I believe that people have more value than animals.
I am not alone in this belief. A fairly recent Psychology Today article entitled “Is a Dog’s Life Worth More Than a Person’s?” has the following to say:
“I am sure that any rational person reading the title of this article would believe that it poses an astonishingly dumb question. Certainly, if we are thinking rationally and morally, we are bound to conclude that a human life has more value and importance than that of an animal.”
This idea, however, did not sit well with my four Grade 12 English B students. We started talking about humans and their value as a lead into a unit about human trafficking. I first asked “What makes someone human?” As secular students with not even the vaguest of religious background, their list included “has a moral sense of right and wrong” and “ability to empathize.” Solid answers.
When asked, “What gives human life more value than animal life,” they protested. “We are animals,” they said.
But certainly we, even with all religious arguments aside are, due to intelligence or some sort of evolution, still somehow more valuable than a dog, aren’t we?
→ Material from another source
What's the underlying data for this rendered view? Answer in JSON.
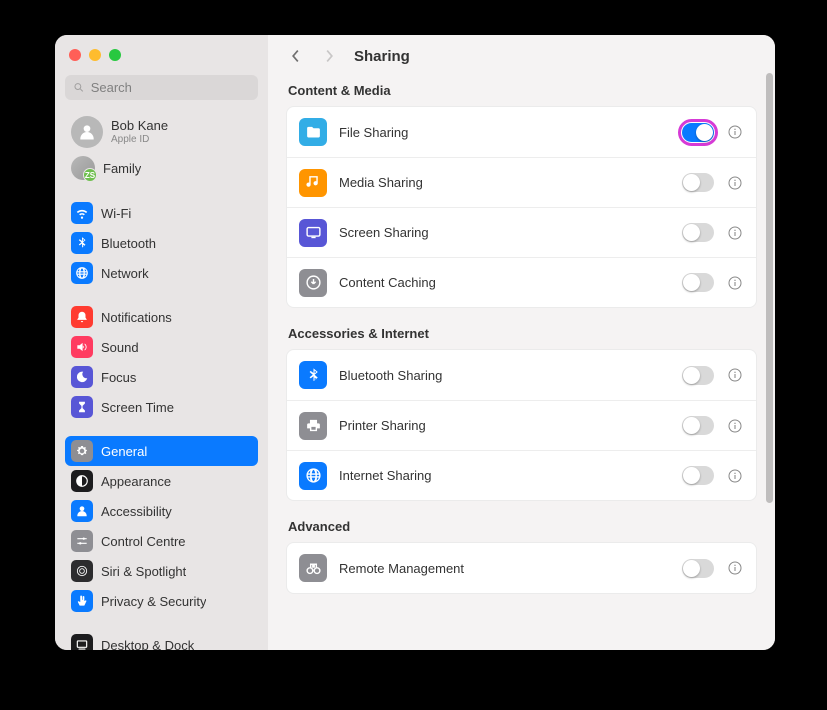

I made a lot of confusing noises before then asking, “If animals and humans have the same value, why is it okay to put a dog in a cage, but not a human?”
“You think it’s okay to put a dog in a cage?” one student asked.
“I don’t think it’s the best life for that dog, but yeah, if you leave your house and your dog is bad, you put your dog in a cage and that’s not morally wrong.” I thought my reply was logical, and pretty morally flawless. After all, animals are animals.
My students, once again, did not agree.
We argued about it for a while. Like, for two whole class periods.
I posed the question: You have a gun. You have to shoot either a human or a dog. Which would you choose?”
They all agreed that the decision was too hard, that from a purely “logical” standpoint, the life had the same value. They wouldn’t choose.
“I would shoot a dog for your life,” I said, “and I have only known you for two days.”
We circled around the dog idea, as one student in particular was not able to move away from the idea that I thought it was okay to temporarily put a dog in a cage. I wondered if he ever had a dog, and asked. He had, but they didn’t purchase it from a pet shop, instead getting the dog second hand, from a family friend. (“Even worse,” I thought, “it’s a second-hand dog. You wouldn’t pass around a younger sibling or family member…”)
At the end of the conversation, one student, normally quiet but now bold, confidently claimed, “You are just trying to force your opinion on us!”
“No,” I replied, “I am just trying to get you to think about this in a different way.”
“But it’s your way,” she accused.
“Well… yes. And it’s different than yours. We will agree to disagree, but not before I have you question why you think what you think.”
Let’s just say there were a lot of glares, all directed at me.
Their (not my) conclusion? Humans can empathize with other humans better than with animals because they know the human experience. They don’t know the experience of being a dog. But it’s not that humans have more intrinsic value than animals.
I choose to record and share this snapshot of my teaching experience for a few reasons. First, because it’s a good example of how things don’t always go according to plan, especially when you let student express their opinions instead of simply having them regurgitate facts. Two, because it’s dangerous to assume that students will respond to ideas in a logical manner. And finally, because it has been a conversation that I have replayed in my mind over and over again. How can these 17 year-olds not believe that people — that they themselves– have more value than a dog? And, even if they were convinced that humans were worth more than animals, would they ever admit it after such fervently expressed sentiments?
We are reading a book called “Radhika’s Story,” which is about a girl who was trafficked first for her kidney, and then into a brothel. I am hoping that as they learn more and more about trafficking they will start to make deeper connections about human value and understand why the term “dehumanization” has significance.
I am an English teacher, and it’s rare for me to actually express any sort of belief or opinion on my students beyond what is purely academic, but I feel like these kids need to know that they are worth more than a dog, even a dog in a purse carried by a celebrity.
“Don’t be afraid,” it says in Matthew, “for you are worth more than many sparrows.”